Close inspection of the bibliographies of his various books indicates that these days Segrave conducts the bulk of—if not all—his research online, accessing various sites such as the “Chronicling America” database of the Library of Congress, newspapers.com and newspaperarchives.com where one can search digitized publications of all sorts. In turn, that enables him to also broaden and further expand the subjects he explores in those nearing 50 titles. You can see all of Segrave’s titles to date on his publisher’s website.
Where the majority of automotive histories dealing with the earliest days point out the rapidity of technological advances and, concomitantly, ever-increasing distribution and sales, Segrave presents an opposite point of view. His focus is on the push-pull between the auto lobby and local and regional lawmakers in those very earliest years.
Then too, reading details Segrave shares also points up what seems to be a very human trait: a general resistance to change, any and all change. That is brought home in what is provided in the three appendices. The first is 18 pages of “Selected Laws, 1902–1903” first on a Federal level and then by specific locations. The second, titled “Some Leading Automotive Suits,” might have more clearly been worded lawsuits. And the third appendix is a truly sobering chart of “Deaths in U.S. by Year,” those years being 1899–2022.
Oft cited in this book and many others is The Horseless Age: The Automobile Trade Magazine published from 1895 to 1918. As all 44 volumes have now been digitized anyone can search its pages or, if so inclined, simply peruse for the pleasure of traveling back in time online at HathiTrust.org and other sources. Segrave refers to it often such as with this: “On October 1, 1902, Horseless Age published a list of automobile clubs both in the United States and in Europe. The American listings totaled 56 organizations.” A few pages later there’s “Horseless Age commented on speed limits that were implemented in France in the summer of 1898.”
In fact, Horseless Age is referred to with such frequency that it warranted its own listing in the Index for, as with most all McFarland-published books, there is a quite thorough Index as well as Bibliography and Chapter End Notes. Well-printed on archival paper and equally well-bound, these books are meant to last and be referred to themselves with frequency whether in printed and bound version or purchased as an ebook.
Segrave’s inquiries turned up a plethora of information regarding that aforementioned push-pull between automobilists and society in general especially regarding what constituted speeding and how it could or should be regulated.
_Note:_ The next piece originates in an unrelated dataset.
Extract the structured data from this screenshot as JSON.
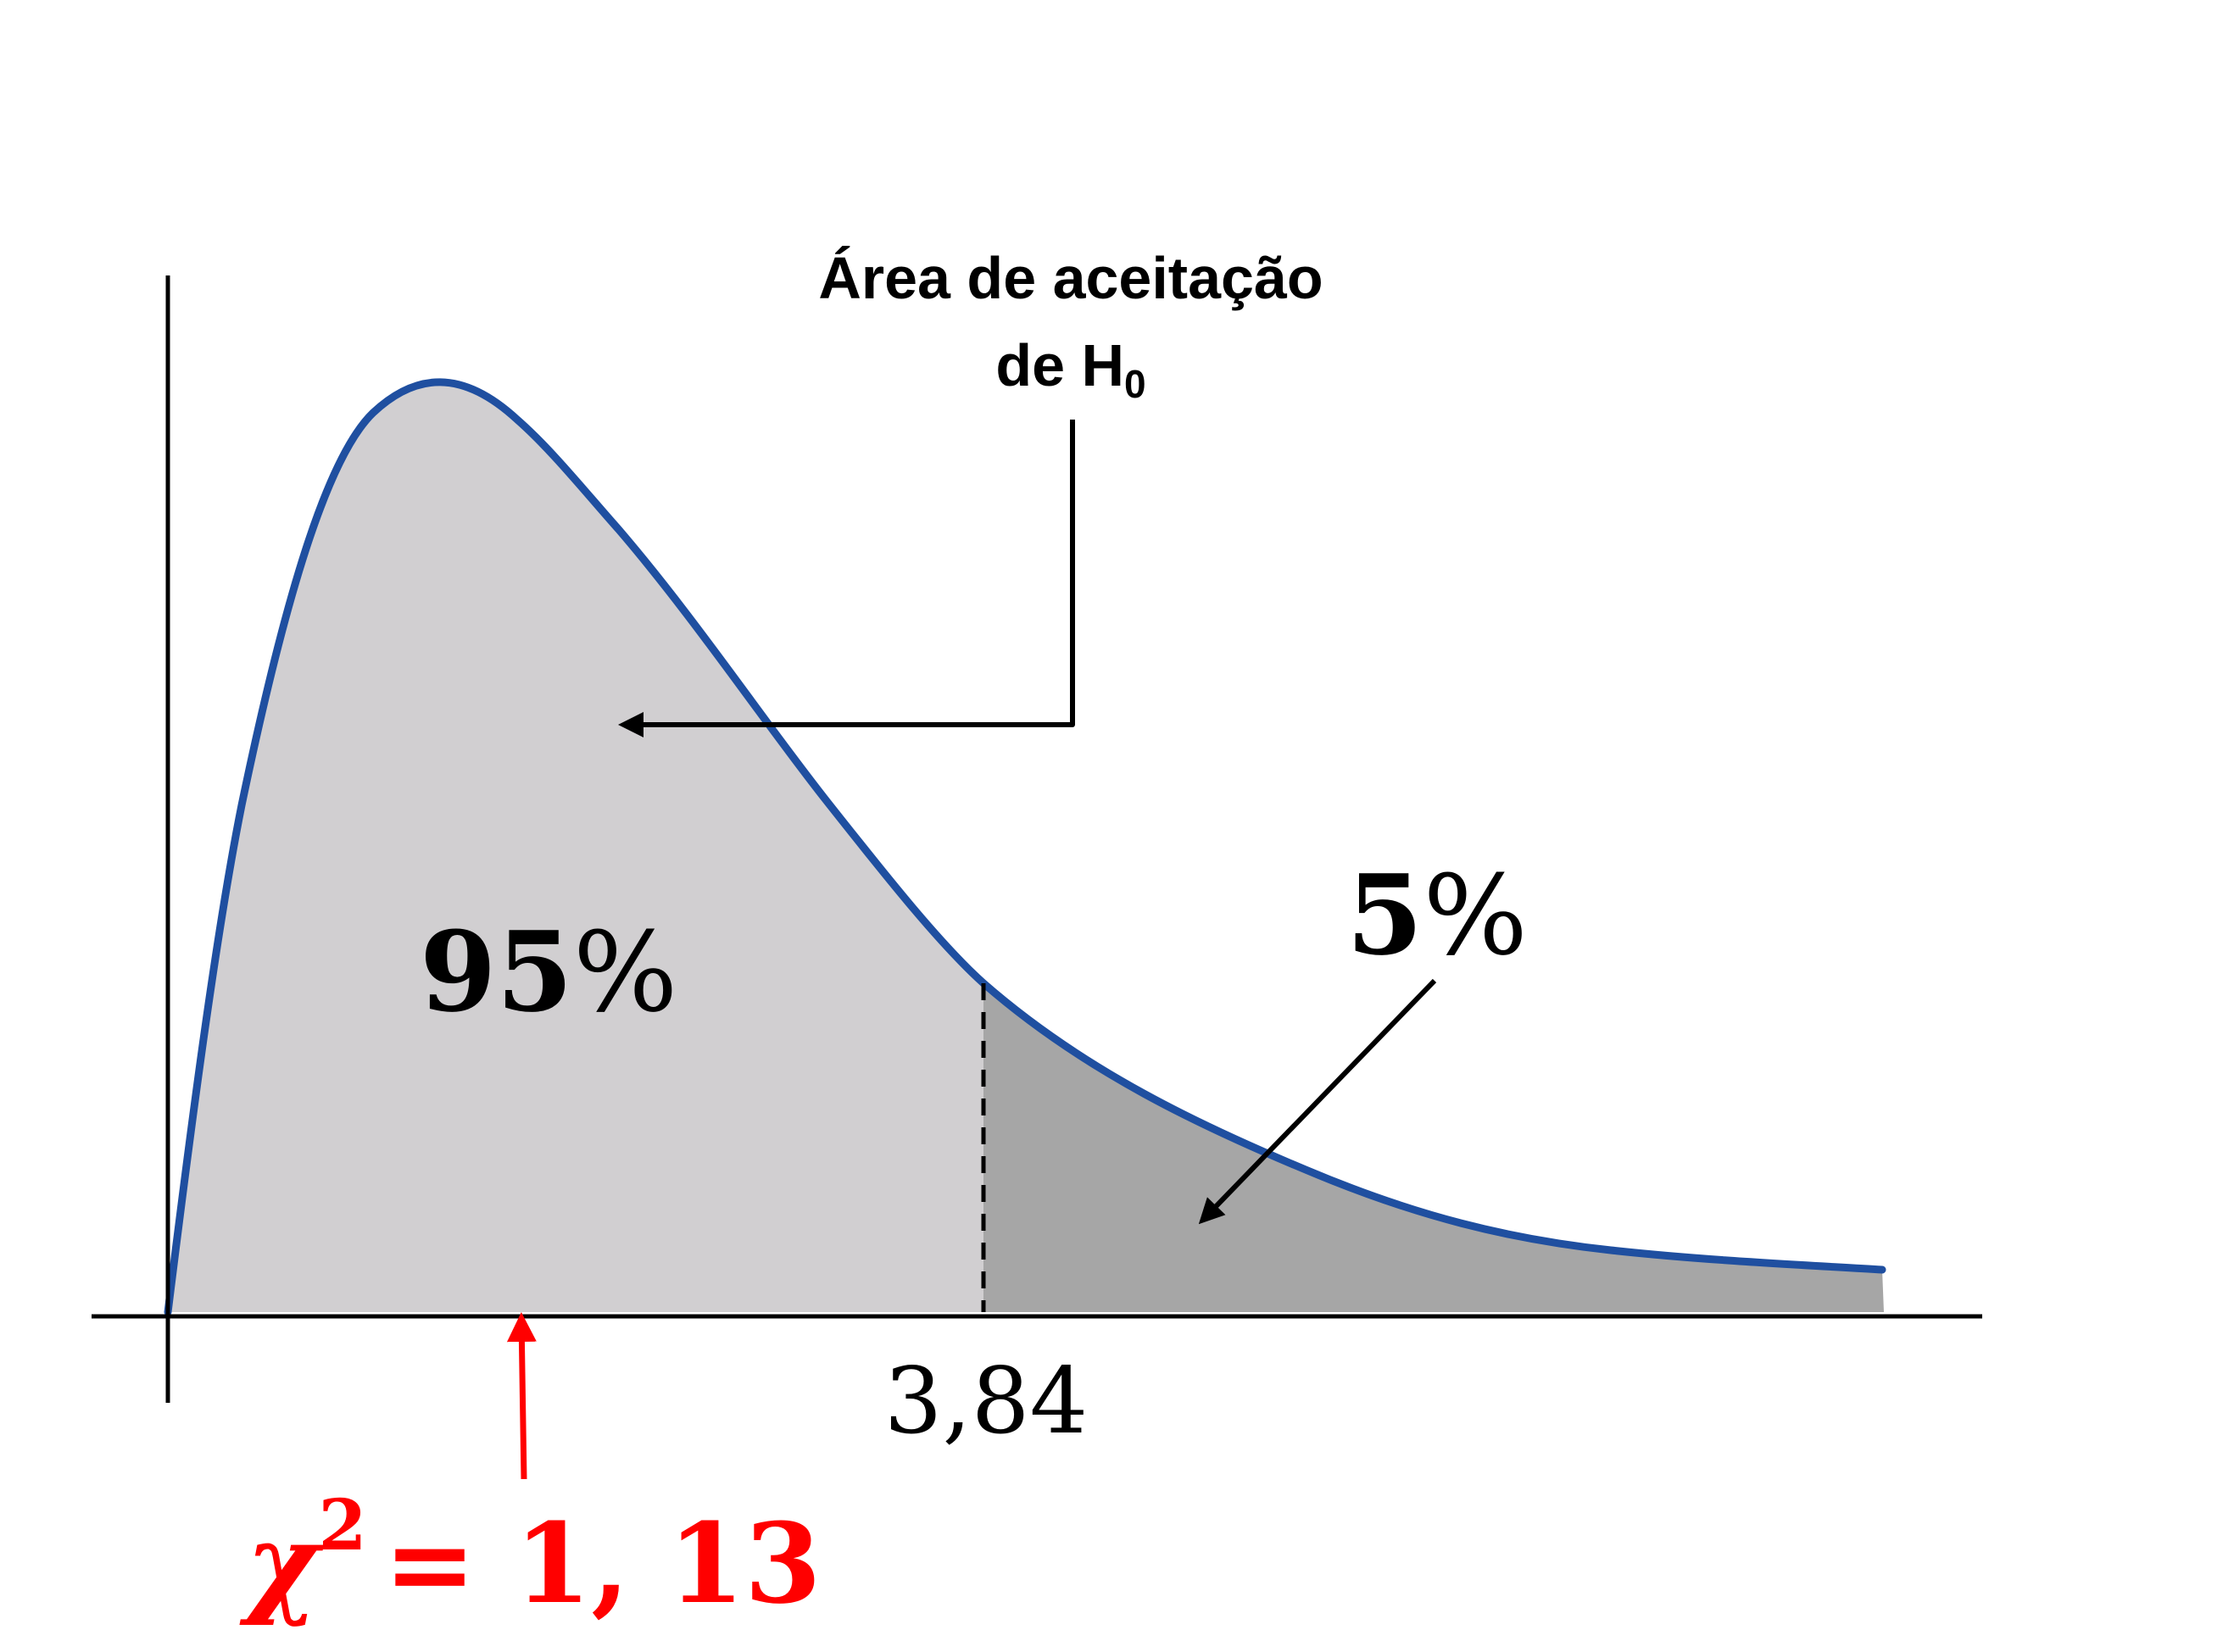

Thus he devotes three chapters to the topic, followed by one discussing “Accidents, Deaths, Insurance” with the concluding 60 pages discussing “Laws, Rules, and Regulations.” As page after page confirms, integrating the automobile into society wasn’t easy or smooth. Emotions ran high on both sides which, in turn, gave period reporters and publications much to write about and for Kerry Segrave to subsequently discover and fill the pages of his 47th book over a century later.